GEM has organized a number of visible demonstrations against charter school co-locations and school closures as well as a demonstration outside of the teacher-bashing film Waiting for “Superman”. These actions have attracted media coverage and won GEM a reputation as a stalwart defender of public education.

The Ad Hoc Committee to Stop School Closings and Charter Takeovers is another formation that has been mobilizing. The committee has issued a call for a demonstration against school closures on January 27 as well as a call for demonstrations at PEP meetings in the coming months. Several disparate forces united to form the Ad Hoc Committee, which hopes to forge a more cohesive resistance from the traditionally fractured left wing of the movement to defend public education in New York.

The memories of last year’s battles are recent, and the higher level of organization on the part of teachers and students means that this round will not end without a fight.

One example of this is the struggle over the co-location of an elite “Millennium” school in John Jay High School in Brooklyn. Students and teachers argue that Millennium will displace the mostly Black and Latino student body in order to create a first-tier school for mostly white and Asian students. Fifty students and teachers demonstrated outside the building on January 11 to demand integrated schools, equal funding and the removal of metal detectors that stigmatize students of color as criminals.

“We’ve been set up to fail from the very beginning,” said John Yanno, a UFT chapter leader at John Jay. “They’ve created a virtual police state inside the school, where no Park Slope parent would send their children. Instead of a ‘separate-but-equal school,’ give us resources that will make our school one that all students, whether from Red Hook or Park Slope, would be proud to call their own.”

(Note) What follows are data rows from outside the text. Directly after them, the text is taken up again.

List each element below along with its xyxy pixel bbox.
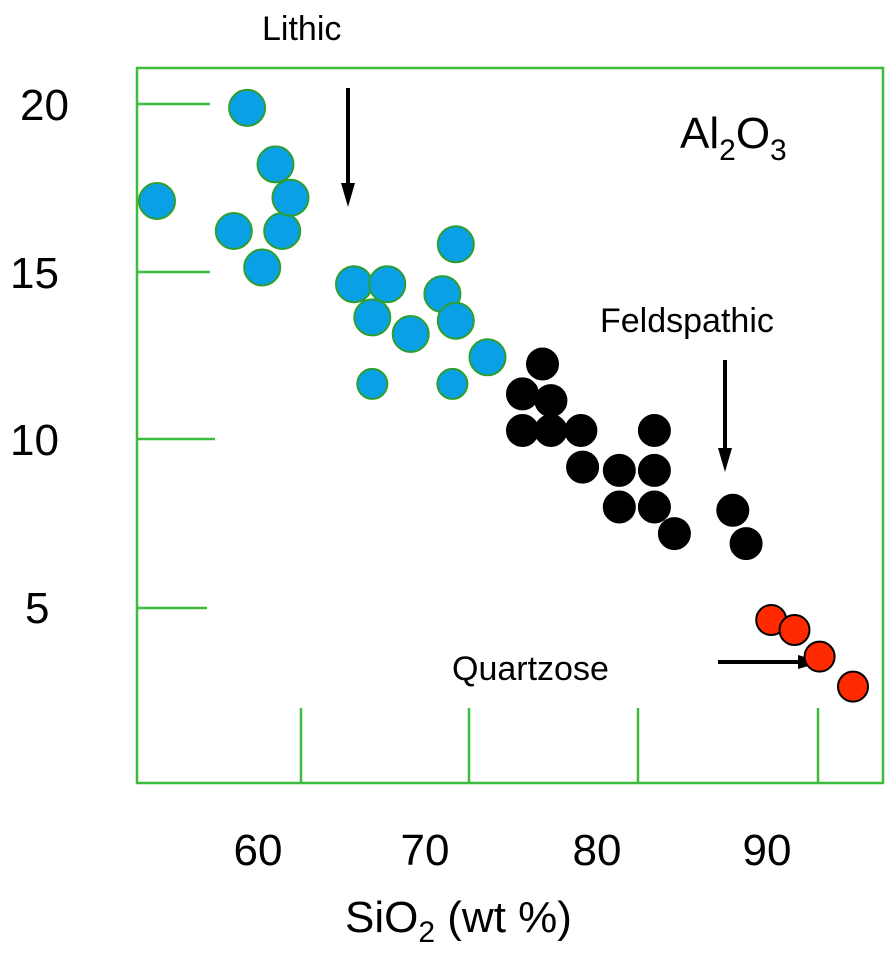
point-feldspathic-10 xyxy=(637,453,671,487)
point-lithic-7 xyxy=(335,265,373,304)
point-quartzose-2 xyxy=(803,640,836,673)
point-lithic-15 xyxy=(436,367,469,400)
inset-label-sub2: 3 xyxy=(770,134,787,167)
point-lithic-1 xyxy=(214,212,253,250)
x-tick-label-60: 60 xyxy=(234,826,283,875)
y-tick-label-10: 10 xyxy=(10,416,59,465)
point-lithic-0 xyxy=(138,182,176,220)
point-lithic-14 xyxy=(356,367,389,400)
point-lithic-9 xyxy=(368,265,407,304)
annotation-arrow-feldspathic xyxy=(718,360,732,472)
point-lithic-12 xyxy=(436,301,475,340)
y-tick-label-20: 20 xyxy=(20,81,69,130)
point-quartzose-3 xyxy=(837,670,869,703)
point-lithic-2 xyxy=(228,88,267,127)
point-lithic-5 xyxy=(263,212,302,250)
point-feldspathic-11 xyxy=(637,490,671,524)
point-lithic-3 xyxy=(243,248,282,287)
x-axis-title-sub: 2 xyxy=(418,916,435,949)
annotation-arrow-lithic xyxy=(341,88,355,207)
point-feldspathic-5 xyxy=(564,414,598,447)
x-tick-label-80: 80 xyxy=(573,826,622,875)
y-tick-label-5: 5 xyxy=(25,584,49,633)
inset-label: Al2O3 xyxy=(680,109,787,167)
x-axis-title: SiO2 (wt %) xyxy=(345,893,572,949)
inset-label-sub1: 2 xyxy=(719,134,736,167)
point-feldspathic-2 xyxy=(526,347,559,381)
point-feldspathic-1 xyxy=(506,414,539,447)
point-lithic-8 xyxy=(353,298,392,337)
point-feldspathic-9 xyxy=(637,414,671,447)
point-feldspathic-14 xyxy=(729,527,763,561)
point-feldspathic-0 xyxy=(506,377,539,411)
y-tick-label-15: 15 xyxy=(10,249,59,298)
point-feldspathic-13 xyxy=(716,493,750,527)
annotation-feldspathic: Feldspathic xyxy=(600,302,774,340)
point-feldspathic-6 xyxy=(566,450,600,484)
point-feldspathic-7 xyxy=(602,453,636,487)
annotation-lithic: Lithic xyxy=(262,10,341,48)
data-points xyxy=(138,88,869,703)
point-feldspathic-4 xyxy=(534,414,568,447)
point-feldspathic-3 xyxy=(534,384,568,418)
annotation-quartzose: Quartzose xyxy=(452,650,609,688)
x-axis-title-rest: (wt %) xyxy=(435,893,572,942)
point-quartzose-1 xyxy=(778,614,811,646)
x-tick-label-70: 70 xyxy=(401,826,450,875)
point-lithic-10 xyxy=(391,315,430,353)
plot-frame xyxy=(135,66,885,785)
inset-label-al: Al xyxy=(680,109,719,158)
x-axis-title-main: SiO xyxy=(345,893,418,942)
point-lithic-4 xyxy=(256,145,295,184)
point-lithic-16 xyxy=(468,338,507,377)
point-feldspathic-8 xyxy=(602,490,636,524)
x-tick-label-90: 90 xyxy=(743,826,792,875)
inset-label-o: O xyxy=(736,109,770,158)
point-lithic-13 xyxy=(436,225,475,264)
point-feldspathic-12 xyxy=(657,517,691,551)
point-lithic-6 xyxy=(271,178,310,217)
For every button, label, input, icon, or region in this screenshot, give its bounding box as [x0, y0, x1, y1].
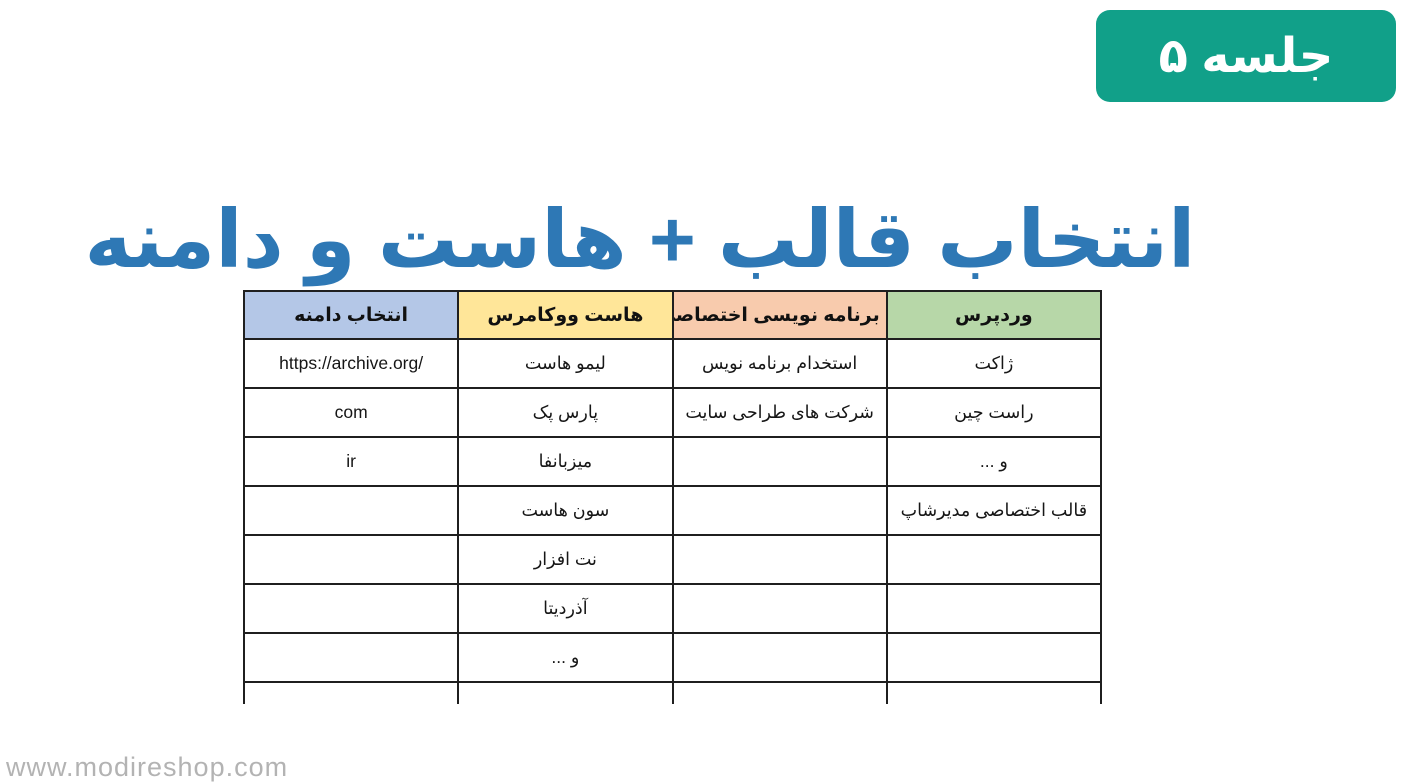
- table-header-row: وردپرس برنامه نویسی اختصاصی هاست ووکامرس…: [243, 290, 1103, 340]
- table-cell: ir: [243, 436, 460, 487]
- table-cell: لیمو هاست: [457, 338, 674, 389]
- table-cell: [243, 534, 460, 585]
- table-cell: [671, 583, 888, 634]
- table-row: راست چین شرکت های طراحی سایت پارس پک com: [243, 387, 1103, 438]
- table-cell: [671, 681, 888, 704]
- table-cell: [885, 681, 1103, 704]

The PEP will vote on school closures at four meetings in the next six weeks. These events will be an early test for Cathie Black, who has replaced Klein as chancellor. While the attacks on public schools are severe, they also provide activists with an opportunity to build a stronger coalition against the attacks on public education.

The fight around school closures and the call to “integrate, not segregate” are just two examples of how it’s possible to build bridges between parents and teachers, a historic weakness in New York. Given the scale and pace of the attacks, a strong community alliance that can overcome historic divisions is necessary to defend the right to a quality education for all students.